Some have claimed that large language models are not laundering the texts they’re trained on but, rather, learning from them, in the same way that human writers learn from the books they’ve read. But a large language model is not a writer; it’s not even a user of language. Language is, by definition, a system of communication, and it requires an intention to communicate. Your phone’s auto-complete may offer good suggestions or bad ones, but in neither case is it trying to say anything to you or the person you’re texting. The fact that ChatGPT can generate coherent sentences invites us to imagine that it understands language in a way that your phone’s auto-complete does not, but it has no more intention to communicate.

It is very easy to get ChatGPT to emit a series of words such as “I am happy to see you.” There are many things we don’t understand about how large language models work, but one thing we can be sure of is that ChatGPT is not happy to see you. A dog can communicate that it is happy to see you, and so can a prelinguistic child, even though both lack the capability to use words. ChatGPT feels nothing and desires nothing, and this lack of intention is why ChatGPT is not actually using language. What makes the words “I’m happy to see you” a linguistic utterance is not that the sequence of text tokens that it is made up of are well formed; what makes it a linguistic utterance is the intention to communicate something.

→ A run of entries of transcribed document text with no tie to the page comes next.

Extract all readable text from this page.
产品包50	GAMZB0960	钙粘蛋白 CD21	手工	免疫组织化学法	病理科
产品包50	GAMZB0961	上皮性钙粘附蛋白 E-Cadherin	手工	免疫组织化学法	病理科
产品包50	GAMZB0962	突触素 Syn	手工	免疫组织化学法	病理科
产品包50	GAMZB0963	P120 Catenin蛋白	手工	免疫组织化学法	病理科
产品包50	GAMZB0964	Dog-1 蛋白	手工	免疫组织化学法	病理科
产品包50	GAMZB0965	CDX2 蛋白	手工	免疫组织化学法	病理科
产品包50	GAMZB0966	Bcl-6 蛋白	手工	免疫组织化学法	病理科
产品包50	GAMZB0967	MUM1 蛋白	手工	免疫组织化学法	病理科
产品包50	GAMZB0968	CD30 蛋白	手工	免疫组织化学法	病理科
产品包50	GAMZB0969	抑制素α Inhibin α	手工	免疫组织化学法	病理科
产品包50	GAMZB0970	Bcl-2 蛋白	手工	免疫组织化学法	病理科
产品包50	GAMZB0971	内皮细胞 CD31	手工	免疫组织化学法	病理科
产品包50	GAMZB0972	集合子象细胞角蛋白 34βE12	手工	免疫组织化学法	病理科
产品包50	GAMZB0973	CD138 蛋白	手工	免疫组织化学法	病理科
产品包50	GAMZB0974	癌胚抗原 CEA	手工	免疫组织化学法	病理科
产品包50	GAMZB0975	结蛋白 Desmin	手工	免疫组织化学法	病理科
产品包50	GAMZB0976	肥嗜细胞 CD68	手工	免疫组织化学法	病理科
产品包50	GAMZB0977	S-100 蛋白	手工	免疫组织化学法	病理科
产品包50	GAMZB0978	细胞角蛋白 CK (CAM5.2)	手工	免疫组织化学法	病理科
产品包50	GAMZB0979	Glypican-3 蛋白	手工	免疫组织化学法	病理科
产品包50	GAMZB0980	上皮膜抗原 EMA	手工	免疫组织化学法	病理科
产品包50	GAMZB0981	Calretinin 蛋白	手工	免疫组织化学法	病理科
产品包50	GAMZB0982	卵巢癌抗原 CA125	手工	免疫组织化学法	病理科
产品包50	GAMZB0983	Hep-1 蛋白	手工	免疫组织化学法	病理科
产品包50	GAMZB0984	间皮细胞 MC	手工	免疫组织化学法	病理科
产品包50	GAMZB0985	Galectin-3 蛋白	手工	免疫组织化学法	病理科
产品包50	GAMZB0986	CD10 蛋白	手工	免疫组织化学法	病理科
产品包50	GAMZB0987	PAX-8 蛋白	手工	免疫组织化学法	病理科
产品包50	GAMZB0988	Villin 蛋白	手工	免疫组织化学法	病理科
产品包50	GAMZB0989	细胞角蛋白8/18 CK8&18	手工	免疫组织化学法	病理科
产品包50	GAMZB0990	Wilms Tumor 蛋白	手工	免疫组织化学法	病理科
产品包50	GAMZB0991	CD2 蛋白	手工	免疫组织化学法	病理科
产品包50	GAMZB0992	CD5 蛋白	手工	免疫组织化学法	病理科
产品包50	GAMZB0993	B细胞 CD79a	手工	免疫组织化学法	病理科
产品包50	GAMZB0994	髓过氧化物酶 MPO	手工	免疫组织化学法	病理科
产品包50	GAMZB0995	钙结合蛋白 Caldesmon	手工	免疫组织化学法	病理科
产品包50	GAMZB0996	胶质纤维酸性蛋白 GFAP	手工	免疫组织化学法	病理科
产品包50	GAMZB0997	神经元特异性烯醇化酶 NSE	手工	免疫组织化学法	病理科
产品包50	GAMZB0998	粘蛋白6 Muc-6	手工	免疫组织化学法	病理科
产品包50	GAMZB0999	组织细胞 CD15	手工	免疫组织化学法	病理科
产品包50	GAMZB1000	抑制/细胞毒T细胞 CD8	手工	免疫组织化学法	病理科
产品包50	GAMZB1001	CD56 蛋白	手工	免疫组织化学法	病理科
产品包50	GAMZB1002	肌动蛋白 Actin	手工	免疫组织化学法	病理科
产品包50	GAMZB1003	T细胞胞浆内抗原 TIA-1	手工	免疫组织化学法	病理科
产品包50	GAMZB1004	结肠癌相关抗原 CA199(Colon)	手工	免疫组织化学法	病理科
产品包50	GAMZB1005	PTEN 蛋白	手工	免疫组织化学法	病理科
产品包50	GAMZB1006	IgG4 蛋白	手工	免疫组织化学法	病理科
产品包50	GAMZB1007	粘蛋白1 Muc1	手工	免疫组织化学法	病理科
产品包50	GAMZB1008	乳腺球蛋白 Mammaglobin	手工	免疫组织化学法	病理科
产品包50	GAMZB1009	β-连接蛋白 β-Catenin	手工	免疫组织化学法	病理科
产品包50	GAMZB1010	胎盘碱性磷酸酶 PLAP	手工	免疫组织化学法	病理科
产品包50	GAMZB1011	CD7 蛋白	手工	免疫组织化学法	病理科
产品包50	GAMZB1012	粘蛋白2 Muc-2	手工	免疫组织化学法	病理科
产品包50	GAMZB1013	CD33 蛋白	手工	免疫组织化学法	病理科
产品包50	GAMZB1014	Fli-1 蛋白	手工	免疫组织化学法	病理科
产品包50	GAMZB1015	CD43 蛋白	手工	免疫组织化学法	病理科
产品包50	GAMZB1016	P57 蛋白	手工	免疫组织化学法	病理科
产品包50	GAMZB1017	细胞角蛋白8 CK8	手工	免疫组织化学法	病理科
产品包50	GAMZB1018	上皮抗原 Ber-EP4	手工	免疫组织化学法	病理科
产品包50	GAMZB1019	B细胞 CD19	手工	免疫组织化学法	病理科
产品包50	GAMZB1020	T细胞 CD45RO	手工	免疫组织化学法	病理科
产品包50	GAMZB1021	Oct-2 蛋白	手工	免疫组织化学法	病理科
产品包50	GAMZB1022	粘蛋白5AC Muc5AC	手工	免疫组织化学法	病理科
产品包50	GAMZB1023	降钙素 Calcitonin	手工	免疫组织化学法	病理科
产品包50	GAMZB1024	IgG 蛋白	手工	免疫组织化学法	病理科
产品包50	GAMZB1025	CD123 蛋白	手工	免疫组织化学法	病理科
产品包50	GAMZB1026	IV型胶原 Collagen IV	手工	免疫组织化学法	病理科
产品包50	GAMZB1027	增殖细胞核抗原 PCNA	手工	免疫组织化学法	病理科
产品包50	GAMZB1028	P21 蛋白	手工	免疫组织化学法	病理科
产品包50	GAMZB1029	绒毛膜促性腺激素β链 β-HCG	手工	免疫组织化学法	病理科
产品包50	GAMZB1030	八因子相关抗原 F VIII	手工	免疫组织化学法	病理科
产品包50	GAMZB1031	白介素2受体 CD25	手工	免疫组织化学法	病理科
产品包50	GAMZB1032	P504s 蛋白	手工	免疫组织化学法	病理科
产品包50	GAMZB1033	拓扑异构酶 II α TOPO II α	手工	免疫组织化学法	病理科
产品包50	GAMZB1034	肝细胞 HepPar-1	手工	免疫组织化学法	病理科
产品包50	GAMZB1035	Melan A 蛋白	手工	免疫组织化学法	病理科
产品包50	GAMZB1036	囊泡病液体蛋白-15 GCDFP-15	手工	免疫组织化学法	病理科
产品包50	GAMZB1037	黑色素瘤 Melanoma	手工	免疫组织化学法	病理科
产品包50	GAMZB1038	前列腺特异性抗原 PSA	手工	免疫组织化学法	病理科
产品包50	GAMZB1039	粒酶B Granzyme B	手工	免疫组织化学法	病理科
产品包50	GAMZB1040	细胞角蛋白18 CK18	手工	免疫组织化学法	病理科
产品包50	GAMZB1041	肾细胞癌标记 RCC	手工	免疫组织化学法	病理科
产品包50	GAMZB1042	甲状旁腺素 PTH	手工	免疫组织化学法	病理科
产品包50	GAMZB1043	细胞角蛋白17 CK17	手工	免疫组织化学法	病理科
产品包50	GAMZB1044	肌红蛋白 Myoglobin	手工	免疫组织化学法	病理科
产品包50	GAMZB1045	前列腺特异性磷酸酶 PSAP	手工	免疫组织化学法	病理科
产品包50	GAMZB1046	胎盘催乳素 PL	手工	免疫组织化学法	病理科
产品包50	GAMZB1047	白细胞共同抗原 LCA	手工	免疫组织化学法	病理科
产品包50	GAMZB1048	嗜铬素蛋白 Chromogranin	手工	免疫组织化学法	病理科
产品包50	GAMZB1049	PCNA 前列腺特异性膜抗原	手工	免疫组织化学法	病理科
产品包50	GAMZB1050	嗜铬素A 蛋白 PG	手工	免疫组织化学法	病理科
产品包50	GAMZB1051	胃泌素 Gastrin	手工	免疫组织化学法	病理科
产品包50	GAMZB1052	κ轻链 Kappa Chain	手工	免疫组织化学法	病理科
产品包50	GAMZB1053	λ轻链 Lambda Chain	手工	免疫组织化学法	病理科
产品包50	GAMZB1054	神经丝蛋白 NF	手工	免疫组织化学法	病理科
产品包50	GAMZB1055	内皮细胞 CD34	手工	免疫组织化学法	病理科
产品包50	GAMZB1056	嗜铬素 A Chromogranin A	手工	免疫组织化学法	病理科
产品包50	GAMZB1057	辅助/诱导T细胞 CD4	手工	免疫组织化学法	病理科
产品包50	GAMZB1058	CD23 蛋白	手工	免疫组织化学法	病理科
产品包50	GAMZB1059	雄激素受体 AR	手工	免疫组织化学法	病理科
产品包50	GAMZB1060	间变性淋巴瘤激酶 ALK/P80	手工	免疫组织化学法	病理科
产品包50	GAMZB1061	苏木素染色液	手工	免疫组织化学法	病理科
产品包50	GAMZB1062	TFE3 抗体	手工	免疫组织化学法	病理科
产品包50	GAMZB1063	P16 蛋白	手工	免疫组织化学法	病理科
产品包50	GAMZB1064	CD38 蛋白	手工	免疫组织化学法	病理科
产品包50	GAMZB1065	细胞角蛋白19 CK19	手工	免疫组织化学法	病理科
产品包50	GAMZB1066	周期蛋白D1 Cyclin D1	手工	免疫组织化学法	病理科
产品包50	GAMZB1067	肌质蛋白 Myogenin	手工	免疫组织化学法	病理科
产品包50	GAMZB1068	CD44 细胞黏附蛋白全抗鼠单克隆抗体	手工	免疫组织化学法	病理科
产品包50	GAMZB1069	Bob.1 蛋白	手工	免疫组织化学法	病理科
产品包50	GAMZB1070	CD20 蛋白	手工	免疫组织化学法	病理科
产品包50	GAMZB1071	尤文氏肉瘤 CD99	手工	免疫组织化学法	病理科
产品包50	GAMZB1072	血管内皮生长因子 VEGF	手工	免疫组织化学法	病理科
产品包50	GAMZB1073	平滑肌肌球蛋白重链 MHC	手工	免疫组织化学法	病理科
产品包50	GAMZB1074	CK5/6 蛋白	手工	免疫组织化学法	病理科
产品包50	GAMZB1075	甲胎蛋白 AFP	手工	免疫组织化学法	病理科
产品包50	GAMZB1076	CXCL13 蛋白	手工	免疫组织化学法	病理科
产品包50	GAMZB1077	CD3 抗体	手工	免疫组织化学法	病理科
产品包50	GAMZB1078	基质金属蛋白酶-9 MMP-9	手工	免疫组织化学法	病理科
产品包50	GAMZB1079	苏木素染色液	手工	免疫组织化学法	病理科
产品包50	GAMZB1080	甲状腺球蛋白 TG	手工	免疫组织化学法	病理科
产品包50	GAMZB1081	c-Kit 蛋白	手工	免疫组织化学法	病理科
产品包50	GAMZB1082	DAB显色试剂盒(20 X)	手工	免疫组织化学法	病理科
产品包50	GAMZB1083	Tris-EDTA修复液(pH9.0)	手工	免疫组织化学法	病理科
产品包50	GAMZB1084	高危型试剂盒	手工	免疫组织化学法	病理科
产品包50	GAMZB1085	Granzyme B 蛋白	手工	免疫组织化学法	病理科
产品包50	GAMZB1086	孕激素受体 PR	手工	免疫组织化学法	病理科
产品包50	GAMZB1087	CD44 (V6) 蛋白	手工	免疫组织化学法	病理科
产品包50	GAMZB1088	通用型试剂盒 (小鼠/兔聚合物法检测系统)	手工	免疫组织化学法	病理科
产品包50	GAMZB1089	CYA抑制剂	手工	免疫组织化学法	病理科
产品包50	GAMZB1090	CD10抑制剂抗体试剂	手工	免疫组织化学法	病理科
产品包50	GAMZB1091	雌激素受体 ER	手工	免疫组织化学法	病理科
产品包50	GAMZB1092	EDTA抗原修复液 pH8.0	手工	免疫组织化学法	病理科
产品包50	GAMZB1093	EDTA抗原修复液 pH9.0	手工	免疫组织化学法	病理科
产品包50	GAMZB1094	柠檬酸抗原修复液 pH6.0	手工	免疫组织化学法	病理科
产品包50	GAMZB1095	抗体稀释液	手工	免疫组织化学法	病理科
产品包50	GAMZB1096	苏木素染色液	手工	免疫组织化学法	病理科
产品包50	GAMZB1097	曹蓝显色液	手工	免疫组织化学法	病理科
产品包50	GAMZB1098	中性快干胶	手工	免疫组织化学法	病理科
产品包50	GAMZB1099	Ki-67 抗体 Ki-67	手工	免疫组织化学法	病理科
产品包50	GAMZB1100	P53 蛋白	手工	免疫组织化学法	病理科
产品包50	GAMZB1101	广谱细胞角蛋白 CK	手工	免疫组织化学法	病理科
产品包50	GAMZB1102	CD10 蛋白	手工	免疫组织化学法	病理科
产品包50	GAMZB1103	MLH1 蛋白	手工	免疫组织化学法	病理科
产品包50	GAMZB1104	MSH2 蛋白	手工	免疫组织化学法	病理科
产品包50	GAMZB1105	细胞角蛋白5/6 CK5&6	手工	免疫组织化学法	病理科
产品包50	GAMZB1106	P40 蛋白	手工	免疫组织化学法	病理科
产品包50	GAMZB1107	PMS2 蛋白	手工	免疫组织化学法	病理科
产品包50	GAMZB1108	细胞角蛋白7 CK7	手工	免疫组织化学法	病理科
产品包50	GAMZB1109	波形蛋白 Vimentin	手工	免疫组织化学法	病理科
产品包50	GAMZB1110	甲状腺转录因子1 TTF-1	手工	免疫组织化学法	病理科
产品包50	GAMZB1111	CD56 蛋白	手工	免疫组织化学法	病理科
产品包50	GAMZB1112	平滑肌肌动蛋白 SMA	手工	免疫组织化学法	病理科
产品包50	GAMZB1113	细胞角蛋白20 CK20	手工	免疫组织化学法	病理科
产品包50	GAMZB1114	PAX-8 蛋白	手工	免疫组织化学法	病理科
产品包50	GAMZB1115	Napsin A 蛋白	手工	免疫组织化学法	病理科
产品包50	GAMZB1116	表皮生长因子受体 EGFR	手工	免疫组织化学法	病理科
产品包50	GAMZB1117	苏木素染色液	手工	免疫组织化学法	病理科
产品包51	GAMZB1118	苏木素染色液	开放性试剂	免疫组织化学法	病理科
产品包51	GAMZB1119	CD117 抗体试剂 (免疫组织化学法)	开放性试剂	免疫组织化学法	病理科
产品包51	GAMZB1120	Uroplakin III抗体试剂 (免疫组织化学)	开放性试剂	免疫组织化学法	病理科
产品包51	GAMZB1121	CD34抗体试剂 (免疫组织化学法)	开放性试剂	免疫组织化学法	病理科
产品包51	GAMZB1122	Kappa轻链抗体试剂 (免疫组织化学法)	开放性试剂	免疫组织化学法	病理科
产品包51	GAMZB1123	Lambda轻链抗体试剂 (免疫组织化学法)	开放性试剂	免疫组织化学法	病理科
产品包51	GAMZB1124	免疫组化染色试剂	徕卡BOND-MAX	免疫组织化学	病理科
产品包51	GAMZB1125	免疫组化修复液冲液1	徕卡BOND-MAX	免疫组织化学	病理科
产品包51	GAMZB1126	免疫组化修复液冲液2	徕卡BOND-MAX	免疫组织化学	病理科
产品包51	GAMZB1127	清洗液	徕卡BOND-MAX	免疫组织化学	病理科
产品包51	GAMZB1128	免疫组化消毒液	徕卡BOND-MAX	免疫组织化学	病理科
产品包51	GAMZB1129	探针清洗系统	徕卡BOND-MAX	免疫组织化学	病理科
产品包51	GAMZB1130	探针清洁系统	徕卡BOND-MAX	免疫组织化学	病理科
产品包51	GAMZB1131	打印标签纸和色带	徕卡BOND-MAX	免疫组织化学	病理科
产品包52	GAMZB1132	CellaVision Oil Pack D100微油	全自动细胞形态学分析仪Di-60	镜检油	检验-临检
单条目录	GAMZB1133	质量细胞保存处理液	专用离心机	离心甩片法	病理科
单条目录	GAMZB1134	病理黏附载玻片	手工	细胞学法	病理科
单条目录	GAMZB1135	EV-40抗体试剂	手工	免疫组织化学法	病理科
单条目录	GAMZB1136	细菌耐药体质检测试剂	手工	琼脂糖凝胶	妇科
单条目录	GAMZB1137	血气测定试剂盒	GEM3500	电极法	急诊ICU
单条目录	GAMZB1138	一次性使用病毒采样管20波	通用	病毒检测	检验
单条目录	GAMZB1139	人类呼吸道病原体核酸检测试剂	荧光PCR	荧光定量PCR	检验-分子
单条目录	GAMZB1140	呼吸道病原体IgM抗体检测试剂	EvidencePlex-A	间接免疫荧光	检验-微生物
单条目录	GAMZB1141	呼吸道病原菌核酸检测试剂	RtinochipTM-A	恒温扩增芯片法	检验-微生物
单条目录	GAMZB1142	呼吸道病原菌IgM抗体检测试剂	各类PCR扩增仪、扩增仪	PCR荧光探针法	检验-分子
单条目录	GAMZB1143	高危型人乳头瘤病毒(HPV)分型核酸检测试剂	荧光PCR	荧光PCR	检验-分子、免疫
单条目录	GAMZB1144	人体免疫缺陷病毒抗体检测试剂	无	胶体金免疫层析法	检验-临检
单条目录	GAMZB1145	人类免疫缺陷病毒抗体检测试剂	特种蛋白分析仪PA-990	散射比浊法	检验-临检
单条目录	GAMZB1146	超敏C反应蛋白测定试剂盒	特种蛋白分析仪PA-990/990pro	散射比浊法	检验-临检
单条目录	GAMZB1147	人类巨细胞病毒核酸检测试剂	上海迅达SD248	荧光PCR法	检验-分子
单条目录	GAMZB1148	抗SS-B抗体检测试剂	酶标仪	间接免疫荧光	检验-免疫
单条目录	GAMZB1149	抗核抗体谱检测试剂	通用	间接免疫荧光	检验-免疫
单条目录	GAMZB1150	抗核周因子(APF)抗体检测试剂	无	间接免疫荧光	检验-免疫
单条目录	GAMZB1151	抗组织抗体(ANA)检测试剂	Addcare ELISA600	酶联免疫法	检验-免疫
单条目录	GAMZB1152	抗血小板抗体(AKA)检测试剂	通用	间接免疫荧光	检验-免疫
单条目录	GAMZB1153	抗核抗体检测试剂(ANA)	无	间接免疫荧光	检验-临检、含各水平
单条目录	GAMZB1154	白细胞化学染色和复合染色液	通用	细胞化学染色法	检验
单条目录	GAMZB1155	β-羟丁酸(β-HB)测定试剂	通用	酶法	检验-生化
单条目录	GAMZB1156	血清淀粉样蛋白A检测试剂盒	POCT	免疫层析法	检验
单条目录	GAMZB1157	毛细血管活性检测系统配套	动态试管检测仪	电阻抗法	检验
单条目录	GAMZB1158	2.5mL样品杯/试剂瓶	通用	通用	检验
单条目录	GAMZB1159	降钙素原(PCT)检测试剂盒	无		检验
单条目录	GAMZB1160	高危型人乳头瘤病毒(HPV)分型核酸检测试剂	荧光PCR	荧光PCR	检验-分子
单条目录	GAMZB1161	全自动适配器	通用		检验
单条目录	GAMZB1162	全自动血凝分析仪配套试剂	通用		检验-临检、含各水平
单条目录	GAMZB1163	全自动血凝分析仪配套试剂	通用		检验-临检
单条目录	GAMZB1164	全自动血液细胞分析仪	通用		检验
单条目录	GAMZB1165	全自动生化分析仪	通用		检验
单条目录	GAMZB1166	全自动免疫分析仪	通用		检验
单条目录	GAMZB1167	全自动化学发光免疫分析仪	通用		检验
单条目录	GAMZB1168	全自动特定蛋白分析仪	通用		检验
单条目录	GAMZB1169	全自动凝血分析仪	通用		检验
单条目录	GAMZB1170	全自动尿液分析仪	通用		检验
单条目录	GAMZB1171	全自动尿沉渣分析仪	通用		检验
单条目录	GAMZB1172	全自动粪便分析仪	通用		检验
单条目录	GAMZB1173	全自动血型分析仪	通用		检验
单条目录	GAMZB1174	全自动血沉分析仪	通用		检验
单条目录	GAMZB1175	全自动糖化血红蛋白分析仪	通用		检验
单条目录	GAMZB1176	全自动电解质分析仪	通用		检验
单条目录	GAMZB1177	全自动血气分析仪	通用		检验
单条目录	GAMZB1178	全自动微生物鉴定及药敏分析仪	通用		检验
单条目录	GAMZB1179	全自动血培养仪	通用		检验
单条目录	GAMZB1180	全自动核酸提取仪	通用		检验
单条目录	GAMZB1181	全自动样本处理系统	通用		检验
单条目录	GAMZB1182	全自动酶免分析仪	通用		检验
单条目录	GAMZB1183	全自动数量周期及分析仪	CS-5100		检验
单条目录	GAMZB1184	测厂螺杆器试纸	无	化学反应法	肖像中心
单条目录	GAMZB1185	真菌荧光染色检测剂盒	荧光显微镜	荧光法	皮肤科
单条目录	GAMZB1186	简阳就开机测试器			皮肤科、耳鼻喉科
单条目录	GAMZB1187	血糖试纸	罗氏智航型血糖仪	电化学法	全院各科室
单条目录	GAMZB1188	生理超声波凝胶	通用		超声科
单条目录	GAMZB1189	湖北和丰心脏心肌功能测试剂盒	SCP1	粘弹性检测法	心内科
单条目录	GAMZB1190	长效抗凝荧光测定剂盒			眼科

Because language comes so easily to us, it’s easy to forget that it lies on top of these other experiences of subjective feeling and of wanting to communicate that feeling. We’re tempted to project those experiences onto a large language model when it emits coherent sentences, but to do so is to fall prey to mimicry; it’s the same phenomenon as when butterflies evolve large dark spots on their wings that can fool birds into thinking they’re predators with big eyes. There is a context in which the dark spots are sufficient; birds are less likely to eat a butterfly that has them, and the butterfly doesn’t really care why it’s not being eaten, as long as it gets to live. But there is a big difference between a butterfly and a predator that poses a threat to a bird.